Prior to the recent credit crisis, strong criticism of money market funds taking on too much risk could easily have been dismissed as fear mongering. With strong (but now dubious) triple-A credit ratings, constant $1 per share prices, daily liquidity, strong brand recognition, and deep-pocketed parents, what was not to like about money funds?
In fact, a large segment of the cash market still agrees with this notion even after recent credit events. The latest ICI industry data shows that money market fund assets grew from some $2.5 trillion in June 2007 to $3.1 trillion in December 2007, and again to $3.4 trillion on April 23. After all, where can one put large sums of cash if not in money funds?

Money Market Fund report Card

If one pauses to think about what money market funds are, it is not difficult to see the irony in the behavior of some cash investors: those worried about troubled financial firms, obscure foreign names, and complicated asset-backed commercial paper choose instead to leave their cash in money funds that invest in exactly the same types of investments these investors have been trying to avoid.
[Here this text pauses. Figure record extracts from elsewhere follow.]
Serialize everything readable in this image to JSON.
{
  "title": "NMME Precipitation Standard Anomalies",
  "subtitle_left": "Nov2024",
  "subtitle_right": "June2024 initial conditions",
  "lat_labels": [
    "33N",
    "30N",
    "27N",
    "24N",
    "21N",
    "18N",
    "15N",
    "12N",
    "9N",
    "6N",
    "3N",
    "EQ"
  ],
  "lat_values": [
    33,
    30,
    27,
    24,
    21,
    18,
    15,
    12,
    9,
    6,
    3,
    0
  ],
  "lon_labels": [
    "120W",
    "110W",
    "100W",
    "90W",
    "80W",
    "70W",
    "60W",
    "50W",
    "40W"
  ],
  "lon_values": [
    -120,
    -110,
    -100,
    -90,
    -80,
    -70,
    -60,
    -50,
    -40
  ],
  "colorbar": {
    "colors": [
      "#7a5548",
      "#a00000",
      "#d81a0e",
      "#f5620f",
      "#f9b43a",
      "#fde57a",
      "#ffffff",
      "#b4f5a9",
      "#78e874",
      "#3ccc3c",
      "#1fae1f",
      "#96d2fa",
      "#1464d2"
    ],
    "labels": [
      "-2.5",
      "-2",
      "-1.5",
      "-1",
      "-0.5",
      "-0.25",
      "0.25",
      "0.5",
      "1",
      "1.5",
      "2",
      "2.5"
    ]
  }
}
Investors who no longer wish to manage cash in-house because of credit risks may think that their money is better managed in the hands of capable institutional money market fund managers. The fair question is how did the money market fund industry do in averting the credit crisis?
In August 2007, several of the largest money market funds began battling their exposure to asset-backed commercial paper (ABCP) and collateralized debt obligations (CDOs) backed by subprime mortgage loans. During this time, most of the top 15 money markets funds tracked by Moody’s Investor Services had holdings in structured investment vehicles (SIVs) that faced the risk of credit downgrades, liquidation, and default. By our own count, at least 17 fund sponsors absorbed the losses related to these securities themselves in order to shore up confidence in their money funds. By any measure, this is not what one would consider a great report card. If corporate treasurers are relying on money funds to diversify their credit risk, then the recent actions of the fund industry have likely provided little assurance.

The Action-Rate Securities Market Parallel

With the failed auctions debacle fresh in our memory, let’s think for a moment about what parallels we can draw to the money funds. Note that auction-rate securities (ARS) are not money-market eligible investments, so money market funds do not hold these investments.
Systemic Risk: Remember that not too long ago many investors were bombarded by brokerage representatives who claimed that there never had been a failed auction or that the dealers would not let an auction fail. The tune from money market fund representatives that no fund family will likely let a money market fund break the buck sounds eerily familiar. On both counts, the proponents fail to point out that the systemic risk of these investments may be beyond their sponsors’ willingness or ability to lend support.